Richardson, Tammi L

Richardson, Tammi L.¹, George A. Jackson², Hugh W. Ducklow³ and Michael R. Roman⁴

¹Department of Oceanography, Texas A&M University, MS 3146, College Station, TX, 77843-3146, Tel: 979-845-2977, Fax: 979-845-8219, E-mail: tammi@ocean.tamu.edu, ²Department of Oceanography, Texas A&M University, MS 3146, College Station, TX, 77843-3146, ³Virginia Institute of Marine Science, P.O. Box 1346, Gloucester Point, VA 23062 and ⁴Horn Point Environmental Laboratory, University of Maryland, P.O. Box 775, Cambridge, MD 21613

Planktonic food webs of the eastern equatorial Pacific: a synthesis of EqPac time-series carbon flux data

We used an inverse analysis approach to examine carbon flow through planktonic food webs of the eastern equatorial Pacific. This approach allowed us to synthesize data from the EqPac Time-Series cruises into a complete picture of picture of carbon cycling, and to examine the role of different food web components in controlling trophic transfers, particle export, and DOC production in this region. The modeled webs included four phytoplankton groups (picoplankton, diatoms, pelagophytes and prymnesiophytes), three zooplankton groups (protozoa, microzooplankton and mesozooplankton), bacteria, DOC, detritus, and a compartment for carbon export out of the euphotic zone. Calculations using data from TS1 (March-April 1992) showed that protozoan grazers (< 20 μm in size) directly consumed 43% of the total primary productivity.
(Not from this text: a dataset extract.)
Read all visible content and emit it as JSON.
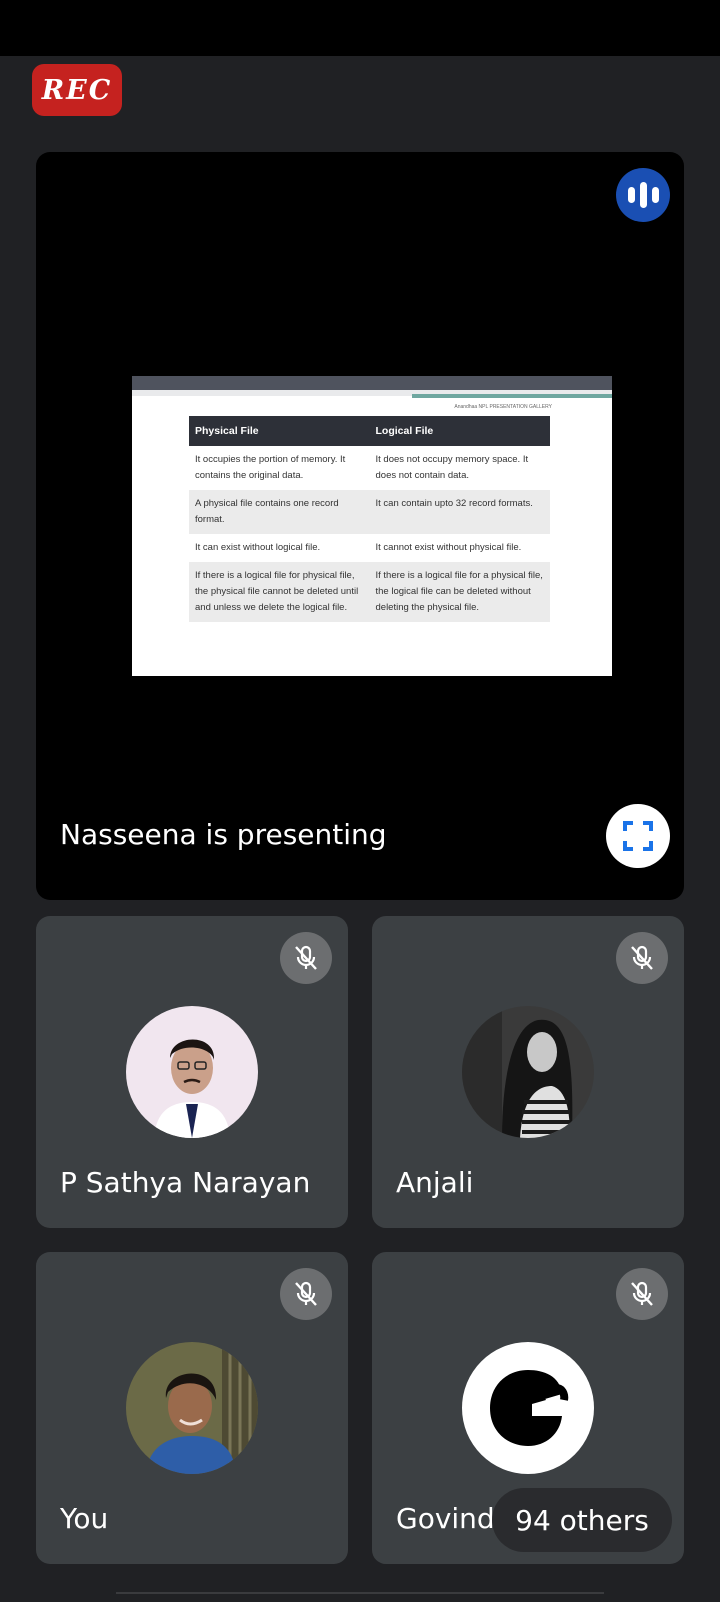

Picoplankton made up > 60% of the protozoan diet (the remainder being bacteria, detritus, and pelagophytes). In these models we assumed that the mesozooplankton (> 200 μm grazers; primarily copepods) did not graze the picoplankton directly. However, calculations showed that the mesozooplankton played an important indirect role in the export of picoplankton carbon through their consumption of protozoa and microzooplankton: approximately 10 mmol C m^-2 d^-1 of the 83 mmol C m^-2 d^-1 of picoplankton primary production was exported indirectly through mesozooplankton path. The inverse analysis approach allowed us to estimate flows within the system that were not measured directly. DOC advection out of the system, for example, was calculated to be ~ 17 mmol C m^-2 d^-1 which is roughly twice previous estimates.